Bu hayat akışı, 25 yaşında vatan ve millet sevdalısı bir genç subayın hem ülkesine, hem halkına, hem de milletin egemenliğine duyduğu sarsılmaz inancın ve kararlı bir mücadelenin hikayesidir. Her şeyi milleti için, milletle beraber gerçekleştiren bir liderin ülkesine bırakabileceği en güzel armağan, bağımsız bir Cumhuriyet’tir. Bizler, Büyük Önder Atatürk ve yol arkadaşlarının çizdiği istikamette, 100 yıl sonra, yeni bir görev ve hedefle bir aradayız. Onlar, düşünü kurdukları Cumhuriyet’i inşa ettiler.
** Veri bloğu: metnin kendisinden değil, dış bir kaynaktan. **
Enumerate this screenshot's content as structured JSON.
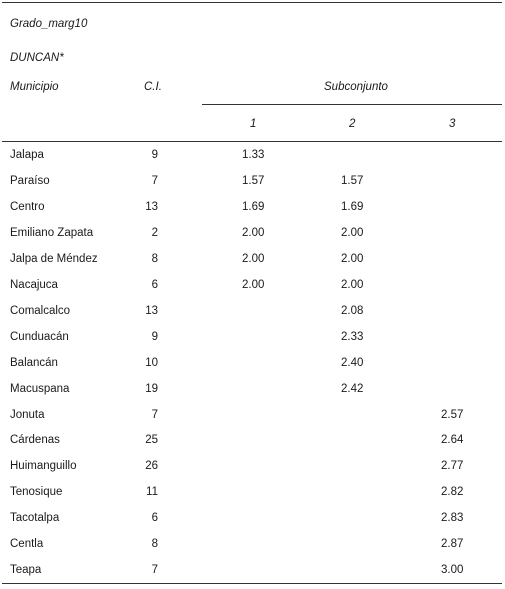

Bizlere düşen görev ise, güzel Cumhuriyetimizi, eksiksiz bir demokrasi ile taçlandırmaktır. Çünkü Mustafa Kemal ‘Demokrasinin tam ve en belirgin hükümet şekli Cumhuriyettir’ der. Demokrasinin tam ve belirgin olması için çalışacağız ve çaba harcayacağız.
“YAŞASIN CUMHURİYET. YAŞASIN DEMOKRASİ”
Değerli dostlarım, sizler de biliyorsunuz; gerçek bir demokrasiyi inşa etmek için yol çetin, zorlu, meşakkatli olabilir. Ancak onlar Cumhuriyet’i kurarken asla yılmadılar. Onların izinden giden bizler de aynı amaç doğrultusunda çalışacağız ve asla yılmayacağız. Değerli katılımcılar; sizlere ‘dostlarım’ dedim. Cumhuriyetimizin 100’üncü yaşını kutladığımız bu güzel akşamda bizleri yalnız bırakmayan tüm dostlarımıza tekrar, saygılarımı, sevgilerimi sunuyorum. Yaşasın Cumhuriyet. Yaşasın demokrasi.”
Kılıçdaroğlu’nun konuşmasının ardından “100. Yıl Cumhuriyet Marşı” çalındı. Kılıçdaroğlu, marşın söz yazarı Aysun Öner’e çiçek verdi ve teşekkür etti.
Resepsiyon, Şef Yılmaz Özfırat yönetimindeki Antakya Medeniyetler Korosu konseri ile devam etti.
Resepsiyon, Gazze’deki ağır bombardıman nedeniyle, planlanandan erken sonlandırıldı.